Also setze ich mich mal kurz und sorge – wie auch die Männer mit den schwarzweiß karierten Hosen –  mit einer Tasse Kaffee dafür, dass ich weiter durchhalte. Zumal ich jetzt endlich Handlangerin bei den süßen Stückchen sein darf. Erinnerungen kommen hoch. Früher hatte ich gemeinsam mit meinem Bruder heimlich Streusel gemacht, wenn das Schrankfach mit den Süßigkeiten wieder einmal enttäuschend leer war. Auch wenn in der Backstube Mörler die Menge der Streusel deutlich größer ist, die Zubereitung ist die gleiche. Auch die anderen Zutaten erinnern mich an meine heimische Küche. Die Äpfel für die Plunder-Stückchen hat der Senior am Abend zuvor schon geschält und in Stücke geschnitten, die Schokoladenkonfitüre für die Donuts ist eine klassisch geschmolzene Schokolade, der Zuckerguss für die Kirschstückchen wird frisch angerührt, damit er glänzt und nicht stumpf ist.

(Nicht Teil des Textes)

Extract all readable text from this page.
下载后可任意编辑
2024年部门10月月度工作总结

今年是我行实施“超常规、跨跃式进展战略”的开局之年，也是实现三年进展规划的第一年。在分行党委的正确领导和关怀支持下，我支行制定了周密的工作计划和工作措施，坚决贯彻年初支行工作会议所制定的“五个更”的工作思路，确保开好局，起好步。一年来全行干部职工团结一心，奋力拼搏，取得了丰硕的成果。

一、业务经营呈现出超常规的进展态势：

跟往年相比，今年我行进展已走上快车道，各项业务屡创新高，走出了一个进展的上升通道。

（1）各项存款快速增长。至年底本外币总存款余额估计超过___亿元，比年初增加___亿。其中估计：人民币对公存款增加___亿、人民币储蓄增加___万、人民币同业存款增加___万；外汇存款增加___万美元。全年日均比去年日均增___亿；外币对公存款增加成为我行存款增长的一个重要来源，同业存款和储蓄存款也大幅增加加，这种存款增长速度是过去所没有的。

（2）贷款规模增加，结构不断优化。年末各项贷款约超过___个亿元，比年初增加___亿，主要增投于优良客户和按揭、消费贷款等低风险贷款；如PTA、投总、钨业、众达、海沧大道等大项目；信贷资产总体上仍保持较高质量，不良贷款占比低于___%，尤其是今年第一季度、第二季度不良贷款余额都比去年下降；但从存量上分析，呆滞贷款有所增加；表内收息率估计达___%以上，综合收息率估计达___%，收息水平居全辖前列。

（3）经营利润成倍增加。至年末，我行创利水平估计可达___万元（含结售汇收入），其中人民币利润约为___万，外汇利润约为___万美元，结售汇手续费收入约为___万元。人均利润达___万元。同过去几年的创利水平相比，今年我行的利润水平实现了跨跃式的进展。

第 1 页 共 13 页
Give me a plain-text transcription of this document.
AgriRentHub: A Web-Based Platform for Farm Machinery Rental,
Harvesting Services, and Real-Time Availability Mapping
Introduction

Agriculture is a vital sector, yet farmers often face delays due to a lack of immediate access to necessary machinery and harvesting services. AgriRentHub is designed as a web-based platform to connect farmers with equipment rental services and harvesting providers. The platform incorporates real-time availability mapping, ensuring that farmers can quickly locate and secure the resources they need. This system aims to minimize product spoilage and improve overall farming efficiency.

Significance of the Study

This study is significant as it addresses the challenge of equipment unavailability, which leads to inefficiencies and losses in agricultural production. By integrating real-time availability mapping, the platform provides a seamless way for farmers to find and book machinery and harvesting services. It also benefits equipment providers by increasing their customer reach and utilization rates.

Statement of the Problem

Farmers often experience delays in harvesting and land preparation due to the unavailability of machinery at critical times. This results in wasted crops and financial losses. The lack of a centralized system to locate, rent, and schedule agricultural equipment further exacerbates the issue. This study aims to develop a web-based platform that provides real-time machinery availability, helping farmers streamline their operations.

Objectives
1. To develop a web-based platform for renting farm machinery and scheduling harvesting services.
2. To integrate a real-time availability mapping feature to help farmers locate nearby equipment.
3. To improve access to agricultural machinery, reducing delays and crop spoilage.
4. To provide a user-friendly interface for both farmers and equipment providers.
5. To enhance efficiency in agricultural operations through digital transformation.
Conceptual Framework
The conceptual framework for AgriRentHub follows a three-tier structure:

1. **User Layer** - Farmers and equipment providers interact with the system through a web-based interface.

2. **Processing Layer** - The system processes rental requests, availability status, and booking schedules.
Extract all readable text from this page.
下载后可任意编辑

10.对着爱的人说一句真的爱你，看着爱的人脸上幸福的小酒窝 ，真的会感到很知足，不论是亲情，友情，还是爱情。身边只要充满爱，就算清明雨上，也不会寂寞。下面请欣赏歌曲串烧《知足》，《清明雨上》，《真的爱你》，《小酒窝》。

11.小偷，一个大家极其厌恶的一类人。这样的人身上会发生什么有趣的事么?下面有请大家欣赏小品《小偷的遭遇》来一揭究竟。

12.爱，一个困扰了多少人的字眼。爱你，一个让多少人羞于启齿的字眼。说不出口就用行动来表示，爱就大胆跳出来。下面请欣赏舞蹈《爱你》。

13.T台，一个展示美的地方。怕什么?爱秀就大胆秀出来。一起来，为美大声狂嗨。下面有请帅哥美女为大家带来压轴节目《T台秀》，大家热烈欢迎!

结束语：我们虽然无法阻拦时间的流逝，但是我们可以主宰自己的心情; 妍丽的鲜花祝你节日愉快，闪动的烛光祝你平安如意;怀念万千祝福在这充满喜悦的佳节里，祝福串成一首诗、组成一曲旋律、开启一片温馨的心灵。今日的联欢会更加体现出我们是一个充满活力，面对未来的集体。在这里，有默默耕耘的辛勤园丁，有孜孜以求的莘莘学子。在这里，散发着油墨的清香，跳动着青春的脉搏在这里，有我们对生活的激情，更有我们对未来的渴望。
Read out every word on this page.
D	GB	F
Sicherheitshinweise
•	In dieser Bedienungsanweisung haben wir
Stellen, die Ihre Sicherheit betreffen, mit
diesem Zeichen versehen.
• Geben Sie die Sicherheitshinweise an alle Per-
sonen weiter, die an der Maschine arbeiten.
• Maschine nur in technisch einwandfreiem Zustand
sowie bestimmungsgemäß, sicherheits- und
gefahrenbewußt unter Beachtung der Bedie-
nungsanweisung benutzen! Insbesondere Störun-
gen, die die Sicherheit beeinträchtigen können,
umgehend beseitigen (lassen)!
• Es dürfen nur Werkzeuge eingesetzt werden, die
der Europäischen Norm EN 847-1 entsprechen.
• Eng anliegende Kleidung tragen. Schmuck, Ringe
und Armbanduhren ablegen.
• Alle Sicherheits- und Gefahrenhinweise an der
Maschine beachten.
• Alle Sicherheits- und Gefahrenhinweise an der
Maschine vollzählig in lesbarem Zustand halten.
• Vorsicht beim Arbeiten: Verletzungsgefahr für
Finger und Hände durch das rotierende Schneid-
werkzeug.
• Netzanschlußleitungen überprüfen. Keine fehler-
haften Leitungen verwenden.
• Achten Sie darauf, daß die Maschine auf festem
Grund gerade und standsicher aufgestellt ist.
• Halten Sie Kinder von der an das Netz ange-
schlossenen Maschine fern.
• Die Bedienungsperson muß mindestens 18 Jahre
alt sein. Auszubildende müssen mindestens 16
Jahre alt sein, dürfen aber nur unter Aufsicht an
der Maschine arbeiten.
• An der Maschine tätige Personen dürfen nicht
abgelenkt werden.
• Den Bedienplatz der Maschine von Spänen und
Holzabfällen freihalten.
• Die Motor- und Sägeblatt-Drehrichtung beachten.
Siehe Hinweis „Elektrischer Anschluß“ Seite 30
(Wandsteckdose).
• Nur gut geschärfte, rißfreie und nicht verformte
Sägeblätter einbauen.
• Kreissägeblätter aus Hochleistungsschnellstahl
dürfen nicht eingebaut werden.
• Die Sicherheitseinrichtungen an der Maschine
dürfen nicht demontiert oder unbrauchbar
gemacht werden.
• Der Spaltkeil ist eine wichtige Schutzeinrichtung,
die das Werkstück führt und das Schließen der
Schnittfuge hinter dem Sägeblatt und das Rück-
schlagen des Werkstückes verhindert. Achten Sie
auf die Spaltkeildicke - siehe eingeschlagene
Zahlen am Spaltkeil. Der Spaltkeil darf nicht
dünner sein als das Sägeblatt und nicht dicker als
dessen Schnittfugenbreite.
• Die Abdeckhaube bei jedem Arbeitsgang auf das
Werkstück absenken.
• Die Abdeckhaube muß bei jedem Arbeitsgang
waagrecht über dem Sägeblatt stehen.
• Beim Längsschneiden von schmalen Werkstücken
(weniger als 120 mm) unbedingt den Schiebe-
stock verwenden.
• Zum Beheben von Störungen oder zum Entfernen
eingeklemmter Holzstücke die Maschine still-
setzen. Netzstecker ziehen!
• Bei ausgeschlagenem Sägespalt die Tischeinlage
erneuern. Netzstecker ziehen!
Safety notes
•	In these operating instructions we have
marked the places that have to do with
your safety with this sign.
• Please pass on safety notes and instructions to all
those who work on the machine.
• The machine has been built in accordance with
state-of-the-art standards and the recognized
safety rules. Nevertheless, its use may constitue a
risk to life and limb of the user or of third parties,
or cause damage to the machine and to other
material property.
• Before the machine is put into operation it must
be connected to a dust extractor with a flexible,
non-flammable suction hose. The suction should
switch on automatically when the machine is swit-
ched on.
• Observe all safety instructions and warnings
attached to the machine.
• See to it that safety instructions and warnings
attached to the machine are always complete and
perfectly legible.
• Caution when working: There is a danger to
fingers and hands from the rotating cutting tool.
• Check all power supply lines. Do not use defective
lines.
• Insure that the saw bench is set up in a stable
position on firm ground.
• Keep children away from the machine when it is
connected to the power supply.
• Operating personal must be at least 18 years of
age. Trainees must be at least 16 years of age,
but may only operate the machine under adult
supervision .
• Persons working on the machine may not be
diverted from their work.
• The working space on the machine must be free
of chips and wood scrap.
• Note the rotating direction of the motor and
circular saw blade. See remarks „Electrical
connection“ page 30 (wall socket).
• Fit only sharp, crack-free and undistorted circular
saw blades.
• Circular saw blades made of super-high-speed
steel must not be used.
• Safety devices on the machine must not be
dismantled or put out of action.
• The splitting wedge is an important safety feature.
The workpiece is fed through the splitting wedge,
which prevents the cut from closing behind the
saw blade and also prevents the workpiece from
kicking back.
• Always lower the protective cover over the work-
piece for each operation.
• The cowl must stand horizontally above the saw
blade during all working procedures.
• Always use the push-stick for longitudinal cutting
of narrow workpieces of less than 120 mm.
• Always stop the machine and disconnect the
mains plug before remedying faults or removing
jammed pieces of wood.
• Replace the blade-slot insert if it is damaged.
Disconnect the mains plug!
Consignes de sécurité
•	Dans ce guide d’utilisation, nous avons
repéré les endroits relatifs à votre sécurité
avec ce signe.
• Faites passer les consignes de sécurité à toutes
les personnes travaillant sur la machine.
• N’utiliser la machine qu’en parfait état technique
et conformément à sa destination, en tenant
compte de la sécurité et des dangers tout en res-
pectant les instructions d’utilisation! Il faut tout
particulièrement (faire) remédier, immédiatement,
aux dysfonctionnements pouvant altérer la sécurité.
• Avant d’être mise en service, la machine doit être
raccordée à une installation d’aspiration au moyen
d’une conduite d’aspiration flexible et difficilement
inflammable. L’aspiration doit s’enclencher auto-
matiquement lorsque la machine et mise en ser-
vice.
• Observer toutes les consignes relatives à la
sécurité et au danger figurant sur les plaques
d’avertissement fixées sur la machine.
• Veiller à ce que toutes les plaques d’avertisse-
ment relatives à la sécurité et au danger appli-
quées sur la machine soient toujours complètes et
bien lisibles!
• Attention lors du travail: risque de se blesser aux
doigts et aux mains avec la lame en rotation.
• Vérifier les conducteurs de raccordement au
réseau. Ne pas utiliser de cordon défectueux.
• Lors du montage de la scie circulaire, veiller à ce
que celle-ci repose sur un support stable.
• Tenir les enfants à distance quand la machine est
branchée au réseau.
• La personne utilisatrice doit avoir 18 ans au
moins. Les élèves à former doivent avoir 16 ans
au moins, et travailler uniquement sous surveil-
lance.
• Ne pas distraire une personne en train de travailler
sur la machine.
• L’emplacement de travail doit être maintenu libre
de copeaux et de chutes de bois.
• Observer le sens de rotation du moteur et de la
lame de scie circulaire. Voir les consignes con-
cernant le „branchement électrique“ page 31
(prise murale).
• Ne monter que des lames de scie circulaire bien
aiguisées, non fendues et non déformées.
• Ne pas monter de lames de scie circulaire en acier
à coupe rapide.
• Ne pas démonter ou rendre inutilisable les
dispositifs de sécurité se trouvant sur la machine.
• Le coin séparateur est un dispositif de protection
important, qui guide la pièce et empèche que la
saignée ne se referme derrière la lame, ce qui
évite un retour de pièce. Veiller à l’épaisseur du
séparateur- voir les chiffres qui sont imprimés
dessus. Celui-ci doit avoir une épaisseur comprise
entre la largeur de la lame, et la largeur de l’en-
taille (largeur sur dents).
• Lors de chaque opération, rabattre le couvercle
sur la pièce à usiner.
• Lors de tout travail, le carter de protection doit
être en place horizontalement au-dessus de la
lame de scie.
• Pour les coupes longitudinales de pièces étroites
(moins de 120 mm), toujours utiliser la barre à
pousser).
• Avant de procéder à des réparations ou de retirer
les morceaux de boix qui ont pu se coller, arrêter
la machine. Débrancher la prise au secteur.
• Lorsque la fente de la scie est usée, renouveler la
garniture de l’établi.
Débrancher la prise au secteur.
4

Steffen Mörler weiß, dass bei so viel Handarbeit Grenzen gesetzt sind. „Wir haben diesen Weg bewusst gewählt. Wer mehrere Filialen betreibt, kann so nicht arbeiten, das ist einfach nicht wirtschaftlich.“

Mittlerweile ist es 3.30 Uhr und mir ist auch noch schlecht. Zuviel probiert. Ofenwarme Brötchen, frische Streuselstückchen, Minicroissants mit Schokolade gefüllt und zum Schluss noch diese wundervollen Kanadier mit Pegasus Nüssen und Ahornsirup.

Der klassische Apfelkuchen für den ehemaligen Friedberger Bürgermeister Ludwig Fuhr ist auch fertig. Fuhrs Kuchen hat auf dem Bestellformular für Samstag seinen festen Platz. Die Kisten für Bad Nauheim sind gepackt, die italienischen Croissants für das Friedberger Cafe mit großer Sorgfalt in die Kisten verpackt, die Donuts mit farbigen Zuckerperlen bestückt und das Laugengebäck mit einem Herz verziert.

Für mich ist jetzt Feierabend. Ich bin heilfroh ins Bett zu kommen. Vor lauter Eile vergesse ich das allerwichtigste: Mir frische Brötchen zum Frühstück mitzunehmen.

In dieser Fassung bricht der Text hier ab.